Coach Yemi Tella (Member Order of the Federal Republic of Nigeria) was bigger than life in a subtle un-annoying way.
Coaching in a country where braggadocio and ego is oft an unfortunate job requirement, he was a very much appreciated difference and a total class act. To all who came under his tutelage – from the snot nosed kids in Agege to the Eaglets in and out of Camp – Coach Tella was a friend first, a teacher second and a trainer third and this is why his death at age 56 on Sunday is extra painful to the myriad of young players which he helped shape their character as well as to the millions of Nigerian fans to which he restored national pride and brought unimaginable joy.
From the dusty pock marked fields that crisscross Lagos where he first tought carriage and instilled confidence to hundreds of boys eager to soak up his abundant knowledge, to the Spartan classrooms of the National Institute of Sports where his voice demanded respect all heads this morning remain bent in grief and hearts suffocated in pain.
Right from the gates when he took charge of the World and African Champion Golden Eaglets we all knew this was a special marriage that would work. The NFA brass were so elated in the product they saw taking shape that they stayed amazingly out of his way and when responding to the praise heaped upon the U20 team in Canada by the football pundits and press, they simply smiled and said knowingly “ wait till you see our junior team”.
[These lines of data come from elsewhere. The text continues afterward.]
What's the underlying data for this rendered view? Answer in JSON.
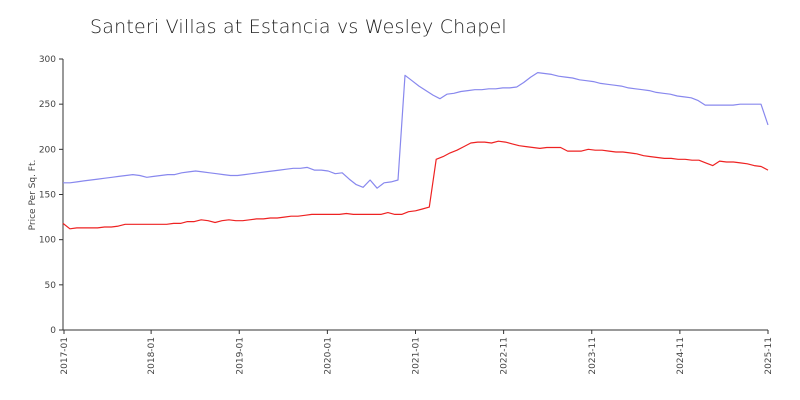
{
  "chart_data": {
    "type": "line",
    "title": "Santeri Villas at Estancia vs Wesley Chapel",
    "ylabel": "Price Per Sq. Ft.",
    "xlabel": "",
    "ylim": [
      0,
      300
    ],
    "yticks": [
      0,
      50,
      100,
      150,
      200,
      250,
      300
    ],
    "xticks": [
      "2017-01",
      "2018-01",
      "2019-01",
      "2020-01",
      "2021-01",
      "2022-11",
      "2023-11",
      "2024-11",
      "2025-11"
    ],
    "grid": false,
    "legend": "none",
    "series": [
      {
        "color": "#8888ee",
        "values": [
          163,
          163,
          164,
          165,
          166,
          167,
          168,
          169,
          170,
          171,
          172,
          171,
          169,
          170,
          171,
          172,
          172,
          174,
          175,
          176,
          175,
          174,
          173,
          172,
          171,
          171,
          172,
          173,
          174,
          175,
          176,
          177,
          178,
          179,
          179,
          180,
          177,
          177,
          176,
          173,
          174,
          167,
          161,
          158,
          166,
          157,
          163,
          164,
          166,
          282,
          276,
          270,
          265,
          260,
          256,
          261,
          262,
          264,
          265,
          266,
          266,
          267,
          267,
          268,
          268,
          269,
          274,
          280,
          285,
          284,
          283,
          281,
          280,
          279,
          277,
          276,
          275,
          273,
          272,
          271,
          270,
          268,
          267,
          266,
          265,
          263,
          262,
          261,
          259,
          258,
          257,
          254,
          249,
          249,
          249,
          249,
          249,
          250,
          250,
          250,
          250,
          227
        ]
      },
      {
        "color": "#ee2222",
        "values": [
          118,
          112,
          113,
          113,
          113,
          113,
          114,
          114,
          115,
          117,
          117,
          117,
          117,
          117,
          117,
          117,
          118,
          118,
          120,
          120,
          122,
          121,
          119,
          121,
          122,
          121,
          121,
          122,
          123,
          123,
          124,
          124,
          125,
          126,
          126,
          127,
          128,
          128,
          128,
          128,
          128,
          129,
          128,
          128,
          128,
          128,
          128,
          130,
          128,
          128,
          131,
          132,
          134,
          136,
          189,
          192,
          196,
          199,
          203,
          207,
          208,
          208,
          207,
          209,
          208,
          206,
          204,
          203,
          202,
          201,
          202,
          202,
          202,
          198,
          198,
          198,
          200,
          199,
          199,
          198,
          197,
          197,
          196,
          195,
          193,
          192,
          191,
          190,
          190,
          189,
          189,
          188,
          188,
          185,
          182,
          187,
          186,
          186,
          185,
          184,
          182,
          181,
          177
        ]
      }
    ]
  }
}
Compared almost unimaginably to the Eagles of 1994 by all who watched their controlled fury on the field, Tella served notice in Togo to Africa and the rest of the World that his unselfish grounded team would be something to remember. With the abundance of talent he had Tella created a no frills delegation that basked in his unflinching but humble confidence. He never doubted their ability and moments after lifting the African Cup he smugly announced that Nigeria would win the World cup.
He never strayed from that prediction and while the usual experts wondered loudly about his tactics first against France and then questioned his use of the long ball against Columbia, his wards never let him down and rewarded his confidence in them by locking their eyes on the prize and refusing to fail. He was without a doubt the wind in their sails and it was almost as if they knew that they would only have one more opportunity to role the dice for him. This explains why they wept as if they had lost a parent when they lost to Brazil in the pre tourney Final game. Though the tears initially were unending and flowed like the River Niger in the rainy season, they only stopped when Tella already weakened by those evil cancerous cells ravaging his lungs and now attacking his lymph nodes called for a huddle right there on the pitch and led the team in prayer rededicating themselves to God and country.
They would never loose again and would continue to roll double sixes not just for Nigeria and more importantly for them for Tella.
Last month, in addition to the open check given regarding his health care by the FGN he was awarded the Member of the Order of the Federal Republic medal for his achievement, by the Nigerian president Umar Yar’Adua and despite being the 3rd Nigerian Coach to mentor a World Champion behind Sebastian Broderick and Fanny Amun he instantly crept into our hearts and attained a place only reserved for family and good friends.
Coach Tellah had become both.
According to the NFA secretary-general, Bolaji Ojo-Oba, a planned friendly match between the local based Super Eagles and the national under-17 side will still go ahead on Wednesday and will be dedicated to the coach. I am willing to be that there won’t be one dray eye in the Stadium.
Good bye kind Sir you will be forever missed.